Nothing is ever "ultimate security." And I don't think I've ever seen anyone claim 2FA is "ultimate security." Just better than not having 2FA. The SIM code fraud is a problem of the phone companies not having even mediocre security in place to prevent it. It's kind of unfair to blame Apple for the failings of a telecomm company who cannot be bothered to use even rudimentary security before transferring a phone number to some strange SIM card just because someone called them. At least Apple sends the codes to all of the registered devices so if I lose my iPhone (or someone tries to SIM card fraud me) I can use my wife's iPhone or my MBP or my iPad to lock it down.

As for not letting you turn 2FA off after two weeks, it's their policy. If you don't like it, don't use iCloud. An iPhone will work without iCloud, although the handiness will be reduced. But you will have SMS, the default apps, communications, etc., so the phone functionality will be there. It would be like having just an iPhone and no other Apple product, and you won't be able to add any apps to it other than the default.
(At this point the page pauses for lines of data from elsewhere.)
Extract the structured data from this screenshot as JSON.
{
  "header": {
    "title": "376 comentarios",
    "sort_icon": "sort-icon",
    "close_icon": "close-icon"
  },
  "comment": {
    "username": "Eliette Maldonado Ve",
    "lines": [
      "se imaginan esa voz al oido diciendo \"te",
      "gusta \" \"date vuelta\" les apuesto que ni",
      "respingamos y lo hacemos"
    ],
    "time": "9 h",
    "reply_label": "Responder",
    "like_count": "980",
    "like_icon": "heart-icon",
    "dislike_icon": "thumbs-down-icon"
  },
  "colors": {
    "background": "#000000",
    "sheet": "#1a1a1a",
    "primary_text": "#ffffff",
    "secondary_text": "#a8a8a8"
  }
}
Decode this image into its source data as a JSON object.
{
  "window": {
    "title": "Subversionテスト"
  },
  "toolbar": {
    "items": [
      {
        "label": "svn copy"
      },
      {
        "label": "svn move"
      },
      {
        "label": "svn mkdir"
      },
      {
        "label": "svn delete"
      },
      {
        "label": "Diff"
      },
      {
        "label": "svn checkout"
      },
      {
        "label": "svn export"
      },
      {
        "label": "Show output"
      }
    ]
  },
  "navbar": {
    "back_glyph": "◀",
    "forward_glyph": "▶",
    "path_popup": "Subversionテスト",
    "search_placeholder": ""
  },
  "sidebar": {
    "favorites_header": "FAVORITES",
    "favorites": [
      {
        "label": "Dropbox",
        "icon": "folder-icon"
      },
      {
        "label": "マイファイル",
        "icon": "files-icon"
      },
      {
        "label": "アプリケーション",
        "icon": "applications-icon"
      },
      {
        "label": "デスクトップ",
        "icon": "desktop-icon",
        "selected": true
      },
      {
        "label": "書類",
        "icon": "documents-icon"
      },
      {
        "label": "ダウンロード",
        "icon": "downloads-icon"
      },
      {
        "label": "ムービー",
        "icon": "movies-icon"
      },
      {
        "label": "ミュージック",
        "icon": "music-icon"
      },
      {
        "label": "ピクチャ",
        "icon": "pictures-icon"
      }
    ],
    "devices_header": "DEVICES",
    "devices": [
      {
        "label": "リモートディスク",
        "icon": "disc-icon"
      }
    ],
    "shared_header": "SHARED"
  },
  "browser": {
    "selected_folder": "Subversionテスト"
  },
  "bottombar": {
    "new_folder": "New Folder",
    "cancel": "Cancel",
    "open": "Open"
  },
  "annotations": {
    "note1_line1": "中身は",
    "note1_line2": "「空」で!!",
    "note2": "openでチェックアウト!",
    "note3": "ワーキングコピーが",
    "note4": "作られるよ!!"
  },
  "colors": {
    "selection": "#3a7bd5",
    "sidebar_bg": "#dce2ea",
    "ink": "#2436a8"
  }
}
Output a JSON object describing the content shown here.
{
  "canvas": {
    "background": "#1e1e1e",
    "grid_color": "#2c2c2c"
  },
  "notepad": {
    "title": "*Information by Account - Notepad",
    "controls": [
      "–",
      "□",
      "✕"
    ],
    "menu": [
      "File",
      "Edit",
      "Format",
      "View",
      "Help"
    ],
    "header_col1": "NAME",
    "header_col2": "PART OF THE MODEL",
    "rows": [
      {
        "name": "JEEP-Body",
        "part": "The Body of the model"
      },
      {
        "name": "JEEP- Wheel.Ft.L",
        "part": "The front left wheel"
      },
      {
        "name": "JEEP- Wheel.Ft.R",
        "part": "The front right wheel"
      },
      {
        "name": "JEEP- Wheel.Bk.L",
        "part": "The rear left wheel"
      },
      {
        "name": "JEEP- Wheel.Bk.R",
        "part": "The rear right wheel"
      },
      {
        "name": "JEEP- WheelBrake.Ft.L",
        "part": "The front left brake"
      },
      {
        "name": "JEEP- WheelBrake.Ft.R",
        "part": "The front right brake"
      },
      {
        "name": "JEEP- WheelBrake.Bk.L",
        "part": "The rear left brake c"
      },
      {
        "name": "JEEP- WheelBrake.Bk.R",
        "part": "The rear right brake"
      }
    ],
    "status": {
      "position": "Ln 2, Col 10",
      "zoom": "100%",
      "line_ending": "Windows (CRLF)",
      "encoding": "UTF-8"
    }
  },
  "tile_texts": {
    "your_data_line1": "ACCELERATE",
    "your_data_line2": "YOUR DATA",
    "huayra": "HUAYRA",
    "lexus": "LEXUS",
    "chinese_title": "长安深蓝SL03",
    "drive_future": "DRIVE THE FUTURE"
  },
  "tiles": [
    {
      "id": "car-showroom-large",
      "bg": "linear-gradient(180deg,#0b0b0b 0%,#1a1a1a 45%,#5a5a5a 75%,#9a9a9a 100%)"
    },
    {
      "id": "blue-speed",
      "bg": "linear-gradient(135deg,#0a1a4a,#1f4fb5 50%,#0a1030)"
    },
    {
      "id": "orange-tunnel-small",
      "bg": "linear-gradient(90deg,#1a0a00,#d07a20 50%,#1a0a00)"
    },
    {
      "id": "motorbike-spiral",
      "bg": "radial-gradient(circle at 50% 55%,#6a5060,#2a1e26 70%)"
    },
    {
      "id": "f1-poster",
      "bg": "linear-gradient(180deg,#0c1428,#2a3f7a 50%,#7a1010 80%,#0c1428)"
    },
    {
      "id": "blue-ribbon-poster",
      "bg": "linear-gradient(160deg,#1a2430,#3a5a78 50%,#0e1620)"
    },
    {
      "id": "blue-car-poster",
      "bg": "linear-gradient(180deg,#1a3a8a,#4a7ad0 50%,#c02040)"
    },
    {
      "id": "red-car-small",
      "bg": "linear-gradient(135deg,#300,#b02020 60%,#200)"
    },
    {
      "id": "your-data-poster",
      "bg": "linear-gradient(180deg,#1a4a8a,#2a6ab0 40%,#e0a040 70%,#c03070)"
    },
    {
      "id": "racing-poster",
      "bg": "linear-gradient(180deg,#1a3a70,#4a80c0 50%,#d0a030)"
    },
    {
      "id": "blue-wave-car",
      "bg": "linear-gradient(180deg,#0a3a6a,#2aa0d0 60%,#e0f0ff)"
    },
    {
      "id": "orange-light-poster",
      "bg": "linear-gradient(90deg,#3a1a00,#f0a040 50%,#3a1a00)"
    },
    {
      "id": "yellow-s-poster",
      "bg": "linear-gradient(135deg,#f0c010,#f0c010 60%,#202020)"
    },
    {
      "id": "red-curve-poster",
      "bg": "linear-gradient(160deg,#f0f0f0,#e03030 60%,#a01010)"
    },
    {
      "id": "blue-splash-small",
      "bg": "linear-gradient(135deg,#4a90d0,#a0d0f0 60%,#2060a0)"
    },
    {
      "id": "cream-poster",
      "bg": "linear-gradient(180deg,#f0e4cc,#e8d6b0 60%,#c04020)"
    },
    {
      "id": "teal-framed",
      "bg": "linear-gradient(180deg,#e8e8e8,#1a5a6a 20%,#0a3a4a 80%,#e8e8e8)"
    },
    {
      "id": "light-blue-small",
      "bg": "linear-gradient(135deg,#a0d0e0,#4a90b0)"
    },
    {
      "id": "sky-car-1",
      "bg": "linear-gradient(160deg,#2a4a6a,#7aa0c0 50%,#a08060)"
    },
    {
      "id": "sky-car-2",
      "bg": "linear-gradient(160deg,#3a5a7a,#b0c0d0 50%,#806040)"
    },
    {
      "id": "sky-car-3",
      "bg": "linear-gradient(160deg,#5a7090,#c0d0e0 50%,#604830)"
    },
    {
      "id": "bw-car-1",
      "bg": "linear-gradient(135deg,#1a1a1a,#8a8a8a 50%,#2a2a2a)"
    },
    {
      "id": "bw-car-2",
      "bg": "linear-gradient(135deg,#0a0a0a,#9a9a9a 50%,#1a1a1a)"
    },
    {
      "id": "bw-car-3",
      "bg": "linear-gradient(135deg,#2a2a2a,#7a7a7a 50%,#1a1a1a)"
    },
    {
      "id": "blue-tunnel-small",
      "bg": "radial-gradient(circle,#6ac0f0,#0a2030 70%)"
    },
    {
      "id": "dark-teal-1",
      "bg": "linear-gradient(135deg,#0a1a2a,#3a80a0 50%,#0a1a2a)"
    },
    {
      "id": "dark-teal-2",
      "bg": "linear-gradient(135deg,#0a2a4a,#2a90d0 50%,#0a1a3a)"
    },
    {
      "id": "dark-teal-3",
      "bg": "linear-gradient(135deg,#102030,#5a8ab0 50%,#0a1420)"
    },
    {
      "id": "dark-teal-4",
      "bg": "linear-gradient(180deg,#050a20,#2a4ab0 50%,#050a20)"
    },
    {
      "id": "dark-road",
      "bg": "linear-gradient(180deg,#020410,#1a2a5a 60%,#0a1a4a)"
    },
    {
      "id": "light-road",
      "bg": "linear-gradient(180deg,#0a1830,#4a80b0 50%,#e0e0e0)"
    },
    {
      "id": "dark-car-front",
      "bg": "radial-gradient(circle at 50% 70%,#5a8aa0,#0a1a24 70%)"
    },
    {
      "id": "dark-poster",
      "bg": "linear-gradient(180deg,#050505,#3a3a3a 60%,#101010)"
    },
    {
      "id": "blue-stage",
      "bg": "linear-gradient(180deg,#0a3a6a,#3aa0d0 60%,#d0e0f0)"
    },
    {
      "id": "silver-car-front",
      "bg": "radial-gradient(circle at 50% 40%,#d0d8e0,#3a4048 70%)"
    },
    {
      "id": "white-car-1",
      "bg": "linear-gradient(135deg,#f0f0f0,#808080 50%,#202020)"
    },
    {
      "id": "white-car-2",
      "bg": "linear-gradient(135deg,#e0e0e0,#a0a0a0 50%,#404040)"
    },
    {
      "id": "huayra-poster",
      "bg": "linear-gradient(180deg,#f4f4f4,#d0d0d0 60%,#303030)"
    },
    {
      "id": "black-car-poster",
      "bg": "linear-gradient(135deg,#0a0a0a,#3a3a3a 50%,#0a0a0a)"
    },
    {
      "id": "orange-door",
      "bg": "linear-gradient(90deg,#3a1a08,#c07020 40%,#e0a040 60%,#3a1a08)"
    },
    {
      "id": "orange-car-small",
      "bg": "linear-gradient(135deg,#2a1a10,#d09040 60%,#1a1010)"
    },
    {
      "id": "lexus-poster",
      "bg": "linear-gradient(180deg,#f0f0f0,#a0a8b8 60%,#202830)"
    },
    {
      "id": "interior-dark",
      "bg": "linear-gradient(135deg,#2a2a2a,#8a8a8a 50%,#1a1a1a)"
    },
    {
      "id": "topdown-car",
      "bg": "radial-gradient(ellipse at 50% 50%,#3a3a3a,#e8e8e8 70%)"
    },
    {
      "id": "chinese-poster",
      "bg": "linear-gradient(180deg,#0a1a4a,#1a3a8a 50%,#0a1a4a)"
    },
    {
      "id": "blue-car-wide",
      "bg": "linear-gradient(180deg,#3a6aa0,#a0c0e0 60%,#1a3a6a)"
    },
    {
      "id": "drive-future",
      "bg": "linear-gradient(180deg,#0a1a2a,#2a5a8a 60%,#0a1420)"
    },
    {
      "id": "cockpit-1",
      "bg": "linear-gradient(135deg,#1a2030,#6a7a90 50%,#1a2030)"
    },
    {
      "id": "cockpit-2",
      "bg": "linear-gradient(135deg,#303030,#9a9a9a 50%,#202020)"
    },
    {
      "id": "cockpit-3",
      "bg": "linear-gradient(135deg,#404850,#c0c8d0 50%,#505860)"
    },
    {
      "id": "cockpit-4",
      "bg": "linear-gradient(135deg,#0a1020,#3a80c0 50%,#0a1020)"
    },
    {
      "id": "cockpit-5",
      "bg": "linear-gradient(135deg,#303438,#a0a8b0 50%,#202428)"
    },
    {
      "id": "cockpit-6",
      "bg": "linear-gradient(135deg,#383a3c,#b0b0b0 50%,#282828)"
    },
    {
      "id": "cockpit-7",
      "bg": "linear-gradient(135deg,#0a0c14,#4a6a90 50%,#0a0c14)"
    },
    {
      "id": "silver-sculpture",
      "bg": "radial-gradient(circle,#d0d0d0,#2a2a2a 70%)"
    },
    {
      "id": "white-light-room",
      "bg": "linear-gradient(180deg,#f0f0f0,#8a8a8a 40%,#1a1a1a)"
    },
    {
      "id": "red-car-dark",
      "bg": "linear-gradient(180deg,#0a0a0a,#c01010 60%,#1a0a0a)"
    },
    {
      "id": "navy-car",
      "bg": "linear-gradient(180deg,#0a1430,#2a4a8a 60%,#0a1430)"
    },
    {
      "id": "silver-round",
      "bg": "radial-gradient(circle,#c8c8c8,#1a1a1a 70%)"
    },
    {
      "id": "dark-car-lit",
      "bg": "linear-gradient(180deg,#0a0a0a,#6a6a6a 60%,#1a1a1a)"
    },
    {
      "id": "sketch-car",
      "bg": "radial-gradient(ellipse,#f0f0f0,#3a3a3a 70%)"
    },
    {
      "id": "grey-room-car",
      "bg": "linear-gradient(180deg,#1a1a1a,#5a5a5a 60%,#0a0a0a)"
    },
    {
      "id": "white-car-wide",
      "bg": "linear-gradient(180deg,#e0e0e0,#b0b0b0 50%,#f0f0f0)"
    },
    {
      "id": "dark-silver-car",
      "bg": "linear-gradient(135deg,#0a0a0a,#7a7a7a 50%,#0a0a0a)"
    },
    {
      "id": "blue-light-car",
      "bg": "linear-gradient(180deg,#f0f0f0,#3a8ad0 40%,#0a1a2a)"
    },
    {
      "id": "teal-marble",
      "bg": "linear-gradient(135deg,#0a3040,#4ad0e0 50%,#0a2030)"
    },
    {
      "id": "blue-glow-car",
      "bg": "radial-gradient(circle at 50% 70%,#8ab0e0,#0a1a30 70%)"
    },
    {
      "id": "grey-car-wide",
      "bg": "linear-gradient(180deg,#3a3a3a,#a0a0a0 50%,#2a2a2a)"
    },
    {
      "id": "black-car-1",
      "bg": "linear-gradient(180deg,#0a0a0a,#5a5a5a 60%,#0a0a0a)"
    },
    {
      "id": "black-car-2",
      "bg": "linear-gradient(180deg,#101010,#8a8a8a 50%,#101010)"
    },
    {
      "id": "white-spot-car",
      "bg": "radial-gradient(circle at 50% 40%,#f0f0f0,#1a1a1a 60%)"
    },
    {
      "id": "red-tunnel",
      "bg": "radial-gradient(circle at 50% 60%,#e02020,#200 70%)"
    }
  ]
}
For some people, that's all it needs to have. If you want more, you have to play by Apple's rules to use Apple's services. And that means 2FA that cannot be turned off after two weeks.

 

[IWT]

Just noticed - congrats on 60,000 posts - that is a vey impressive number.

.

+1 on that. An enormous contribution, Charlie. Thank you.

Ian

 

[Lifeisabeach]

There are ways to minimize this problem as Jake also pointed out, but 2FA without these additional steps you and Jake mentioned was touted as the ultimate security of one's account which in retrospect it didn't turn out to be.
When I read the Apple Marketing blurbs on that, they keep mentioning how secure this concept is because the code is sent to devices "under your control" not realizing how easy it is, at least in Canada, to loose control.
I have read too many horror stories how people have lost thousands of dollars that way that I'm not at all keen on that approach.
What prompted me to even post in this thread was the fact that Apple doesn't let one turn off 2FA after it has been turned on - this is actually unbelievable. I'm glad I found out about this now!

You have to unlock your device to get the code. If you have "lost control" of your device, the person who has control of it shouldn't be able to get that code. Unless you have no security on your device, in which case you need to really re-think your security practices.

But when it comes right down to it, every security option is a balance of convenience and, well, how hardened the security is. I do agree it's a little crazy that Apple doesn't have an option to disable 2FA if one chooses to do so. I for one choose NOT to do so, but I support the right of anyone to do so if they choose to, whether it's a practical one for their own needs or a downright foolish one.